EAT24—an online enterprise designed to link prospects for home delivery of food with restaurants in the neighborhood that deliver food—is bragging about their success advertising on pornography sites. In fact, to the surprise of the company, about 90% of the customers arriving via the porn site ads ordered complete meals, a rate significantly higher than for customers arriving via other routes.
Sexual cues do enhance desires not only for sex, but also for gustatory pleasures, so perhaps the EAT24 folks shouldn’t have been so surprised. Yet it is surprise which may account for the effectiveness of the campaign. As EAT24 points out in their blog posting, almost all ads on porn websites are for more porn. An ad for food drew attention because of the contrasting context.

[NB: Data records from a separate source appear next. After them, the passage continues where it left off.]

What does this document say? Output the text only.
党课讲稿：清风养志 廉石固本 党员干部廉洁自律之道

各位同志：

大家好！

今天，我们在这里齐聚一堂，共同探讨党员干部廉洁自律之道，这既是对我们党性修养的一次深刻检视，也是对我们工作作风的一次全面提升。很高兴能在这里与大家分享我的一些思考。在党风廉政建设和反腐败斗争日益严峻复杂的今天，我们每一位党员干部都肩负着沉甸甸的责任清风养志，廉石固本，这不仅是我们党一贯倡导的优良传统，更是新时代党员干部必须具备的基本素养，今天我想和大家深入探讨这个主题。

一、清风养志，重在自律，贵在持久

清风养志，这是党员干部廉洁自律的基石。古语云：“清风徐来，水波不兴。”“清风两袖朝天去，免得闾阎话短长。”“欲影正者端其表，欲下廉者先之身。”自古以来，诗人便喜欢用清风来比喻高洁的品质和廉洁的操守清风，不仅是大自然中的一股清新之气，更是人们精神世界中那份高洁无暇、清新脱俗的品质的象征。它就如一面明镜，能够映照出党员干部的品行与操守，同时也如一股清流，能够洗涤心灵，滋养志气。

Moreover, EAT24 was able to advertise on the porn sites at a much lower cost per 1,000 impressions than on Google, Facebook, or Twitter. Again, it’s because of the neighborhood.
A parallel finding was in research out of Hofstra University and Saint Louis University which explored the effects of billboard location on the beliefs consumers formed about the advertised product or service, the consumers’ positive or negative feelings about the item, and the consumers’ intentions to purchase the item.

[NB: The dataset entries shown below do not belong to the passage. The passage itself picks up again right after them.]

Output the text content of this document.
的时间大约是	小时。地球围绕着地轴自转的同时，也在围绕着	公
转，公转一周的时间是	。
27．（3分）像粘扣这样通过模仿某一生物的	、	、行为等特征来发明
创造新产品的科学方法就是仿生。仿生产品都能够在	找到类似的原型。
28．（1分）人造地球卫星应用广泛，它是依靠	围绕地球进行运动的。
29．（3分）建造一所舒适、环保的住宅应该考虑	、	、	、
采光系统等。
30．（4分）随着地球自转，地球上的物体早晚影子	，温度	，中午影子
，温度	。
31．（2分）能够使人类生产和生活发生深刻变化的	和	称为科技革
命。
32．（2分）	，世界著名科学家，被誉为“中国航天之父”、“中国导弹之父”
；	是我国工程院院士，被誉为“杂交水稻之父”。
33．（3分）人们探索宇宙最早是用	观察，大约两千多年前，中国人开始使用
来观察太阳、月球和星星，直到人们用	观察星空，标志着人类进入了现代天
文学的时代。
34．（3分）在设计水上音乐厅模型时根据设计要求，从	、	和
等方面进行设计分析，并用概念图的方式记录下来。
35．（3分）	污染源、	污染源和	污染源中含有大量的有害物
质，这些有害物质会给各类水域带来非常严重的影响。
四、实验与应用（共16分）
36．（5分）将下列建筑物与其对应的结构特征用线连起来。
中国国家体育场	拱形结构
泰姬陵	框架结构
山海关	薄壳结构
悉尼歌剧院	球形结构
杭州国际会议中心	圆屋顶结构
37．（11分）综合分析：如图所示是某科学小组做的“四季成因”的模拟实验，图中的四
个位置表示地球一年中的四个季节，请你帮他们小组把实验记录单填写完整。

Some stores shy away from having billboards in low-rent districts because of concerns that consumers will then see the store as low quality. The research found this not to be true. The implication for retailers: When using outdoor advertising, choose the locations based on traffic patterns, not by the quality of the neighborhood where the billboard is positioned. The contrast between the ad content and the ad location could bring extra attention at a bargain price.

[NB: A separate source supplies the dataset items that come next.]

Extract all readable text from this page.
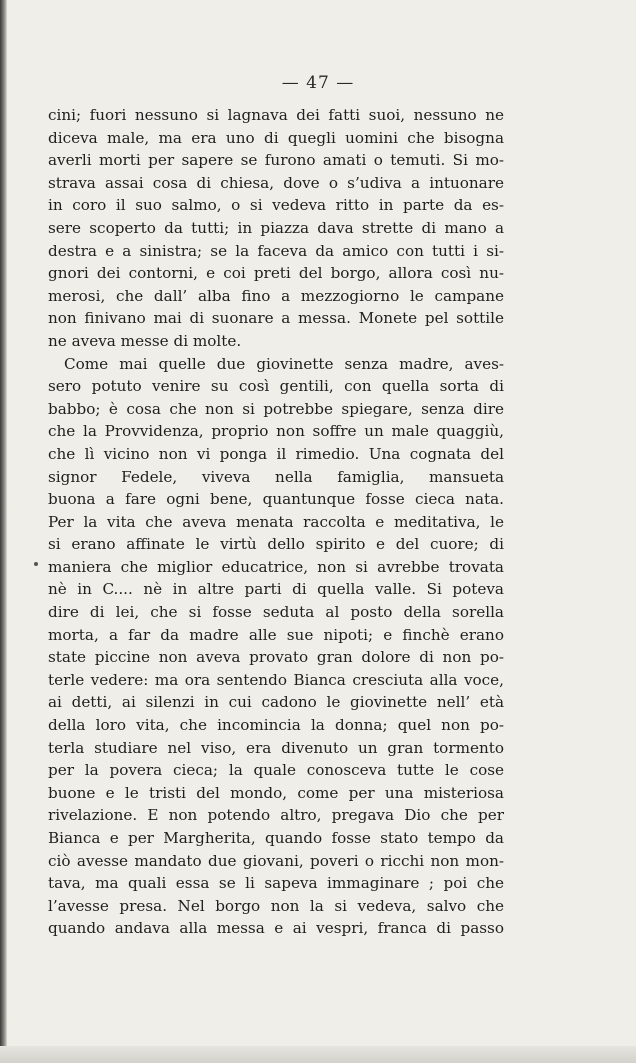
— 47 —
cini; fuori nessuno si lagnava dei fatti suoi, nessuno ne
diceva male, ma era uno di quegli uomini che bisogna
averli morti per sapere se furono amati o temuti. Si mo-
strava assai cosa di chiesa, dove o s’udiva a intuonare
in coro il suo salmo, o si vedeva ritto in parte da es-
sere scoperto da tutti; in piazza dava strette di mano a
destra e a sinistra; se la faceva da amico con tutti i si-
gnori dei contorni, e coi preti del borgo, allora così nu-
merosi, che dall’ alba fino a mezzogiorno le campane
non finivano mai di suonare a messa. Monete pel sottile
ne aveva messe di molte.
Come mai quelle due giovinette senza madre, aves-
sero potuto venire su così gentili, con quella sorta di
babbo; è cosa che non si potrebbe spiegare, senza dire
che la Provvidenza, proprio non soffre un male quaggiù,
che lì vicino non vi ponga il rimedio. Una cognata del
signor Fedele, viveva nella famiglia, mansueta
buona a fare ogni bene, quantunque fosse cieca nata.
Per la vita che aveva menata raccolta e meditativa, le
si erano affinate le virtù dello spirito e del cuore; di
maniera che miglior educatrice, non si avrebbe trovata
nè in C.... nè in altre parti di quella valle. Si poteva
dire di lei, che si fosse seduta al posto della sorella
morta, a far da madre alle sue nipoti; e finchè erano
state piccine non aveva provato gran dolore di non po-
terle vedere: ma ora sentendo Bianca cresciuta alla voce,
ai detti, ai silenzi in cui cadono le giovinette nell’ età
della loro vita, che incomincia la donna; quel non po-
terla studiare nel viso, era divenuto un gran tormento
per la povera cieca; la quale conosceva tutte le cose
buone e le tristi del mondo, come per una misteriosa
rivelazione. E non potendo altro, pregava Dio che per
Bianca e per Margherita, quando fosse stato tempo da
ciò avesse mandato due giovani, poveri o ricchi non mon-
tava, ma quali essa se li sapeva immaginare ; poi che
l’avesse presa. Nel borgo non la si vedeva, salvo che
quando andava alla messa e ai vespri, franca di passo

Researchers at Dresden University of Technology and University of Kiel looked at the effects of other ways to spring surprise ads: Ambient media. These use contexts like the inside doors of toilet stalls, hanging straps on buses, and the gas bags of hot air balloons. The studies of about 2,500 passersby and 300 survey respondents over a two-year period found that an unexpected contrast between the ad and context caused the consumer to resolve an inconsistency. In turn, this brought attention to the ad and elicited positive feelings toward it.
The unexpected contrast must not be unpleasant, though. A low-rent neighborhood will work for the billboard, but a dangerously violent one probably wouldn’t, for instance.